Written by Sam Eastland
Review by Bruce Macbain

This debut novel of intrigue centers on the execution of Tsar Nicholas and his family by the Bolsheviks in 1918. The hero is Pekkala, a stoical Finn with unbending principles and a photographic memory, who, prior to the revolution, is chosen by the tsar to be his chief counter-terrorist agent under the sobriquet “The Emerald Eye.”

The story unfolds in two parallel narratives. One is a series of flashbacks recounting Pekkala’s rise and fall (after the revolution the Soviets send him to a Siberian labor camp where he is tortured by a young Commissar Stalin).
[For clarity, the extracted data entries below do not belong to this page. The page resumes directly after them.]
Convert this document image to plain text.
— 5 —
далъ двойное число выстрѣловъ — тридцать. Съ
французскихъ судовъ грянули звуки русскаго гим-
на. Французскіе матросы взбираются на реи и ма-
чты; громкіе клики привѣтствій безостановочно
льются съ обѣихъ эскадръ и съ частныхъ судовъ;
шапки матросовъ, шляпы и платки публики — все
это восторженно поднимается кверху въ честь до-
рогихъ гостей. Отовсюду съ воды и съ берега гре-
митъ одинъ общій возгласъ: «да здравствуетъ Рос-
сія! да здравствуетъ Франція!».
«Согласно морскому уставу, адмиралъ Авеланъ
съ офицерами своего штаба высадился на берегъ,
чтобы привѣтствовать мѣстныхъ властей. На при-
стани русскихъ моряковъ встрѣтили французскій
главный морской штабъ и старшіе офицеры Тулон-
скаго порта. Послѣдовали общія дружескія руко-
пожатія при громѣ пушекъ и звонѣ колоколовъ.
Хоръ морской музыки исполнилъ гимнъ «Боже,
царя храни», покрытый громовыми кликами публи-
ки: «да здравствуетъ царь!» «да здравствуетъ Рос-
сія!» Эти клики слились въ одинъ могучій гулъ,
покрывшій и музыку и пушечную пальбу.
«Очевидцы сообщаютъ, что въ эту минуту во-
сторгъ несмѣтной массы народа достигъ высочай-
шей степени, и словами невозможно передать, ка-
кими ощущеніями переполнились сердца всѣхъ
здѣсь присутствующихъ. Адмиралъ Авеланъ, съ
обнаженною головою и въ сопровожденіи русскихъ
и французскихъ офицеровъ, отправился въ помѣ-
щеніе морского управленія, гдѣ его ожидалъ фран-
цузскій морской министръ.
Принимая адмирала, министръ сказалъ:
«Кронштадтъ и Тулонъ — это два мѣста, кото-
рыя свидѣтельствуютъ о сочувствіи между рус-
The second narrative finds him released from the camp and enlisted by the Soviet secret police to help them discover what really happened to the Romanovs and their fabled treasure.

Unfortunately, the novel’s solution requires some major rewrites of history. The author’s version of the execution diverges widely from all the known evidence; “historical” characters are freely invented while real figures such as Yakov Yurovsky, who commanded the firing squad, or Pavel Medvedev, who later wrote an account of his participation, are never mentioned. If read uncritically, the novel is passable and Pekkala holds promise as an interesting character in subsequent installments, but factual errors and improbabilities were too much for this reviewer’s taste.